Dirigimos nuestros pasos a la Fortaleza Malaspiniana, denominada así por la influencia que tuvo en esta ciudad la dinastía de los Malaspina por la que Massa recuperó, a mediados del siglo XVIII, parte del esplendor perdido por años de guerras y epidemias. De esta fortificación, a la que se accede por la Porta alla Sicili, se mantienen en pie la Torre del Candeliere, también conocida por los lugareños como el Campanone, y el arco Senese, que une la zona de la Massa Vecchia con la Massa Nuova.

Precisamente aquí, en la zona alta, se puede profundizar en la importancia que ha tenido la minería en esta región haciendo una visita al Museo de Arte e Historia de la Minería, en el Palazzeto delle Armi del siglo XV, hacer una breve parada en la Iglesia de San Pietro del siglo XII o terminar el día en el Parco de la Rimembranza, creado en 1924, en conmemoración de los soldados caídos durante la I Guerra Mundial. Puede ser un emotivo cierre a la visita de esta acogedora ciudad medieval.

Qué comer en Massa

Ahora bien, en este itinerario, resultará inevitable no dejarse tentar por los magníficos productos de una tierra fértil y que tienen como ingredientes estrella al aceite de Oliva y sus vinos elaborados con excelentes uvas, como el vino Monteregio con DOC. No obstante, sus carnes y en general sus productos hortofrutícolas destacan igualmente por su calidad. Con ellos se elaboran platos deliciosos de larga tradición y con los que seguro revivirás recuerdos de esa cocina della Mamma.

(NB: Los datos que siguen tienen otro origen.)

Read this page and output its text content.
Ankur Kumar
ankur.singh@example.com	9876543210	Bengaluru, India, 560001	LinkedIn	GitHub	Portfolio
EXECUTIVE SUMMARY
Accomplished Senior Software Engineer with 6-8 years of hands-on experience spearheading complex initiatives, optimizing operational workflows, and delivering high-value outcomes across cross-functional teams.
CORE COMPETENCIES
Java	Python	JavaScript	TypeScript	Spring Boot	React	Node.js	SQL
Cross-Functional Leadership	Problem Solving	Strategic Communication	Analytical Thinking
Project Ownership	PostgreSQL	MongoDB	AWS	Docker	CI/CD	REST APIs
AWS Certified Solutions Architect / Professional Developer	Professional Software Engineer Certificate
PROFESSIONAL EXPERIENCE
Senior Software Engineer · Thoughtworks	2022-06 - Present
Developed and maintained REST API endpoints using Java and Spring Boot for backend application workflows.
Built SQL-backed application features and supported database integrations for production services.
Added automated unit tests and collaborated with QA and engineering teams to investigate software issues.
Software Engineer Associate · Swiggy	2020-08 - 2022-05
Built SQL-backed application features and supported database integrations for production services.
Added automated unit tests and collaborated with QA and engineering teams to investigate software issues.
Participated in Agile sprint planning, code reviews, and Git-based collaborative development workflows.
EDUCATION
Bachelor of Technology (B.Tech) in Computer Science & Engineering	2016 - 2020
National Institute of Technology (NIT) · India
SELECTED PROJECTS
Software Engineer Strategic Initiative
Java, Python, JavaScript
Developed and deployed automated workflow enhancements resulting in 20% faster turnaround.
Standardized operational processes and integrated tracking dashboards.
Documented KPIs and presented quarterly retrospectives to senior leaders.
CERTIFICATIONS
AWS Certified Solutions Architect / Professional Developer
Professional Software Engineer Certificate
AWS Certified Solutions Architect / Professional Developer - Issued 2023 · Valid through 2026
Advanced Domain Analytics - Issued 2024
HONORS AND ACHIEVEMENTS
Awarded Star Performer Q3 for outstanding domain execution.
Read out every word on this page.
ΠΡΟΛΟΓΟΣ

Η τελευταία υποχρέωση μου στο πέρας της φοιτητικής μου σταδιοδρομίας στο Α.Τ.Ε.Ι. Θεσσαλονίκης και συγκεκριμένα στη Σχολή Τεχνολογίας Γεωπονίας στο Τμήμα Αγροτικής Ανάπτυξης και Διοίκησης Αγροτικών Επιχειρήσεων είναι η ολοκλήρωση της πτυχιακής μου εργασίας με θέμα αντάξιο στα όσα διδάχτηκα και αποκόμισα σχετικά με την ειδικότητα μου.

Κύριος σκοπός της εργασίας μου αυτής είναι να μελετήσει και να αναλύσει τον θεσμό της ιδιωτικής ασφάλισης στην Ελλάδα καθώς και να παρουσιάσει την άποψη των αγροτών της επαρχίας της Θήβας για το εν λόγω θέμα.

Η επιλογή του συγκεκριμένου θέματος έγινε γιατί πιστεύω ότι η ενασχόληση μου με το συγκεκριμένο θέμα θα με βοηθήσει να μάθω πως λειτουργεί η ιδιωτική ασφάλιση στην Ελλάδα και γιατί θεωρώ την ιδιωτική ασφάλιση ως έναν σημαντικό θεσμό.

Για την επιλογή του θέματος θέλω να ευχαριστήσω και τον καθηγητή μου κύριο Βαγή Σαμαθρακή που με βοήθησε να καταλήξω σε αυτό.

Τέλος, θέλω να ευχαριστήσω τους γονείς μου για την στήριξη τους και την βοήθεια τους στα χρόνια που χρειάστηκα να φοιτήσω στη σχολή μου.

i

Con la llegada de los meses fríos, la Toscana no deja de sorprender con sus sabrosos caldos. De hecho, si te animas a visitar Massa en esta época del año, podrás entrar en calor por ejemplo con unos fagioli all’ucceletto, un sencillo guiso de legumbre, hecho con alubias de la variedad canela, salsa de tomate aromatizada con salvia que, a veces, se acompaña de una salchicha. Asimismo, los emblemáticos taglierini e i fagioli pueden considerarse casi un plato de cuchara ya que se trata de una pasta alargada, similar a los tagliatelle, de 2 o 3 cm de grosor, que se elaboran en un guiso acompañado de habas y se toma acompañado de un caldo espeso.

Lasagna

 

Pero si te gustan los clásicos de la cocina italiana, la lasaña tordellate es tu plato. Además, descubrirás que protagoniza buena parte de las cartas de los restaurantes de Massa. El término tordellate se debe a que se sirve sin seguir la clásica estructura de una lasaña, es decir, capa sobre capa, sino que se presenta deshecha, en un estilo muy “casero”. En este caso, suele ser de carne (un ragú de cerdo o ternera), hecho piano piano que no querrás que termine. Tampoco puedes dejar de probar los tortelli rellenos de carne (por lo general de ragú de lomo de cerdo, que son una magnífica opción de pasta ripiena) tanto si tienes ocasión de degustarla en esta ciudad medieval como si pruebas los raviolis de carne de nuestra carta. Su sabor te transportará de inmediato.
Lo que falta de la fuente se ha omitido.